Both essay also state the sitting were interviews were conducted. There seems appropriate to minimise of disturbance. According to Guerrish and Lacey (2010) the lack of comfort can influence data collection and alter findings. No issue seems to have risen in both articles. Articles one study mention that the study was approved by three Ethical Committees, and that consent was gained from all participants. Participants were informed of the study aims. They were informed that they could stop the interview at any point without giving any reason.

Finally, participants were re-assured of confidentiality by anonymity and that their decision if decided stop will not affect any aspect of their care. Ethical consideration in article 2 is a requirement which need to be obtained by the ethical committee clearance before undertaking clinical trials. This includes: consent form, participant privacy and confidentiality. Data analysis is defined by as a way to reduce, organise and give meaning to data (Crookes and Davies (1998). In article 1, the researchers’ states how the data were transcript and who analysed them. Details of their analysed data were provided in the report in table 4.

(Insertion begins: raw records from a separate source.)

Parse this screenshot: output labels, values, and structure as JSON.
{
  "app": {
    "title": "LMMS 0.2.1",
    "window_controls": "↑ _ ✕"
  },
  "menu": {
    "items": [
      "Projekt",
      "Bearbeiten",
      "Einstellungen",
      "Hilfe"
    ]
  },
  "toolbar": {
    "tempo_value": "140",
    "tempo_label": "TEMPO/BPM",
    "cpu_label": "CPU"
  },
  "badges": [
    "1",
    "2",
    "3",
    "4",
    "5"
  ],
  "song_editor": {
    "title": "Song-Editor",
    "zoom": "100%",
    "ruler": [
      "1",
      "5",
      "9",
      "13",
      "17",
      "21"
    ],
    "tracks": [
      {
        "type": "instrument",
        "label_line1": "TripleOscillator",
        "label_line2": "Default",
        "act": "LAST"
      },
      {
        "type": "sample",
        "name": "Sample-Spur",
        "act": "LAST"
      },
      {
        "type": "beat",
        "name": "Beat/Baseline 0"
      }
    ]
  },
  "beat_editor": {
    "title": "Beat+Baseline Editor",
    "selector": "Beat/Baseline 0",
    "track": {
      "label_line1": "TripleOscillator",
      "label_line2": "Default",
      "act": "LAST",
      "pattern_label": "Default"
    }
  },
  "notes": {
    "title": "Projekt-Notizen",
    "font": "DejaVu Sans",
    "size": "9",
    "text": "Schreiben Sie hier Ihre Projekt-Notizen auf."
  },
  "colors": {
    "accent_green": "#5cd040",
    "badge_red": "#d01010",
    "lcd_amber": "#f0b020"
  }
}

From the reader judgement the presentation of data is explicit as the reader understands the results. According to Burn and Groove (2008), this increases the credibility of the finding. The article states that data analysis was done by two nurses to enhance the rigour of the report. However the paragraph is too short to identify how good is the analysis, as there is only a specific number of sampling of themes and subheading identified in the table. Often when looking at patient experience it is important to provide a lot of information about what patient said and how the information was selected.

The researcher did not discuss the saturation of data. In article two, the researcher stated that all data were analysed by a statistical program package. Analysis package can aid the researcher according to according to Carmak, (2000) the approach should be appropriate to the type of data collected. The reader does not think that there is enough information in both articles to make a judgement about how good or subjective the researcher analysis were, to make the data analysis as objective as possible. The reader wonder to what extend this can affect the outcome.

The following will interpret result and outcome of the research. In article one the finding results were clearly presented and discussed. The researchers provided results of some good evidence of participants’ statements and there is a coding system to identify which patient said what. The finding was not generalized due the small sampling size. The researchers recognize that ethics clearance was not granted to check patient medical records in regards to their deseases which limit the certainty of participant morbidity. Spilsbury et al 2006).

There was no real conflict of ideas in this case. The finding appear to be reliable and credible although no new idea generated from the study findings In article two the results claim a p-value of 0. 02 for the alginate dressing and for the Hyfrofiber a p-value of 0. 05. p-value lower than 0. 05 is considered to be statistically significant . The Alginate dressing appeared to show a lower proportion of blister in patients’ skin compared to the Hyfrofiber which showed larger skin damage.

P-value by its own has limitation, to deduct that p-value is statically significant in the study; researchers need to show the confident interval estimation in order to certainly claim what they claimed. Since this estimation is absent, the validity of the results is questionable. In addition, in the clinical staff-evaluated outcome measures section of the report, it is written that ‘no difference between the p-value of the dressings was found and a similar p-value of 1 was shown, this makes the degree of reliability questionable due to the inconsistency in accuracy .

Finally it is written in same section that ‘no skin damage was found under any of the dressings and that nearly all skin damage were located at 92. 3%, at the edge of the film dressing and steri-drap covering the skin’. This shows that the blisters were caused by other elements then the dressings. Based on these facts and the recommendation statement which favour the choice of one dressing, the reader question the extent of the report subjectivity and interest?